Apparently ‘AMEN’ taps another Fela classic ‘Coffin for Head of State’ with
interpolations from the track, as he bluntly accuses The Clergy class again of
criminally exploring the resources of their congregations in disguise of church
contributions and sowing of seeds. He indirectly calls Christians gullible and
vulnerable because of their blind followership and even goes as far as accusing
some ‘Men oh God’ who have been considered trailers of the afro mentioned
path, he does this in an indirect way without name dropping but every picture
painted by his clever use of imagery only points towards the Religious leaders in
real life Nigeria.

Track no. 6‘BROTHER’S KEEPER’ is straight balladic, as it takes a sad tone

with the instrumental done by Sess who also takes credit for the chorus as he
sings ‘’no be only you dey this world’’. The track pleads on every person outside
their recording booth to be selfless in living and consider the circumstances that
would come to be in other people’s cases before taking any action. The track is
generally emotive and Falz again comes for the neck of corrupt and care free
politicians and privileged people who act selfishly, the track substantially contains
a message similar to Alicia Keys ‘We Are Here’ and 2 Face’s ‘See me So’.

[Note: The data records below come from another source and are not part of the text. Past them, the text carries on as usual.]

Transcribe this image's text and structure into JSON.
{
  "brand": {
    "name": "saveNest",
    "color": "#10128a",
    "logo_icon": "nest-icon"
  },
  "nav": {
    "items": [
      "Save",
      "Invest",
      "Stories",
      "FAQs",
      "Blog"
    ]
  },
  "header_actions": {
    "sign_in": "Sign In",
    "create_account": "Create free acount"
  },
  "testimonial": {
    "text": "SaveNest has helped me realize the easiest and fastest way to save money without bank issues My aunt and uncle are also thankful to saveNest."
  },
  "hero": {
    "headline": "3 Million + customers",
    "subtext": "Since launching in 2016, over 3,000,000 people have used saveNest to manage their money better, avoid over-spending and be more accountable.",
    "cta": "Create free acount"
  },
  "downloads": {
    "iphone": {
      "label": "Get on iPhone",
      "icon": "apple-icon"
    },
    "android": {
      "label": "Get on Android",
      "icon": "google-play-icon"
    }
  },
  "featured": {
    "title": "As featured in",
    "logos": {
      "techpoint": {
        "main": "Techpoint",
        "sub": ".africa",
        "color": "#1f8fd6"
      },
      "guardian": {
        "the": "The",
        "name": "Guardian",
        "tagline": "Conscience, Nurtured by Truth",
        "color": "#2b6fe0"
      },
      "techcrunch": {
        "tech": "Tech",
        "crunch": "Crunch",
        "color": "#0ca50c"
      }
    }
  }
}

On a really personal level the lines ‘’ man down! But I can’t help, no! they’ll
attack me, na armed robber tactics but wait make I snap pics…..They brought a
man with a gunshot wound to my clinic but I would need police report before I
treat it’’ got me stupor emotional, hey! It’s a generation were people are scared
of making sacrifices but want to be sacrificed for and it just hurts that we are all
part of it.

‘PAPER’, next on the track list features Chillz who sings the chorus with
smooth baritone vocals that paints a scary background on the track accompanied
by the beat which explains the dreadful practices young people do just to get rich,
the track which is also a warning shot to people who indulge in illegal, anti -
religious and anti-social acts ranging from Cybercrime, ritual killings, prostitution,
robbery, fraud etc. just to become financially high and influential individuals in
the society.

If you dey read dis article ‘E NO FINISH’ yet oo!, yes, Falz dosen’t stop, and
this time late Mr. Kuti’s ‘Army Arrangement’ is brought into play on a Typical
Juju/Afrobeat track which he use as an encore track to do a summary of Nigeria’s
problems, on this track Falz lets us know that he is using his voice rightly to speak
out for the voiceless on a critical subject matter and pays homage the man, the
myth, the legend late Fela Anikulapo Kuti, for his legacy and iconic personality
that has survived over the years. Falz also states that he has a lot more to talk
about on the ‘Nigerian condition’ which could point towards a sequel of this work
of art, apparently it doesn’t end there as the sample instrumental crosses over
the ninth and final track ‘AFTER ALL SAID AND DONE’ were Falz uses Spoken word
style to do thesis of the didactical sermon, were he examines the content of the
afro mentioned tracks and also uses the opportunity to say he himself is not
perfect after all but if everyone takes a stand and do the right thing the revolution
could eventually happen.

Wow! I feel free after doing this and after numerous listens I came up with
a theory that this album could be listened to backwardly and still make sense just
like Kendrick Lamar’s ‘DAMN’, You’ll know what all these means if you always
listen to music incisively (Albums especially) but also because this joint is a real
sh**. These album has achieved on me what every work art should do, it has
provoked every angle of my thinking faculty, I don’t know about what people
think but am giving this work a 9.5/10.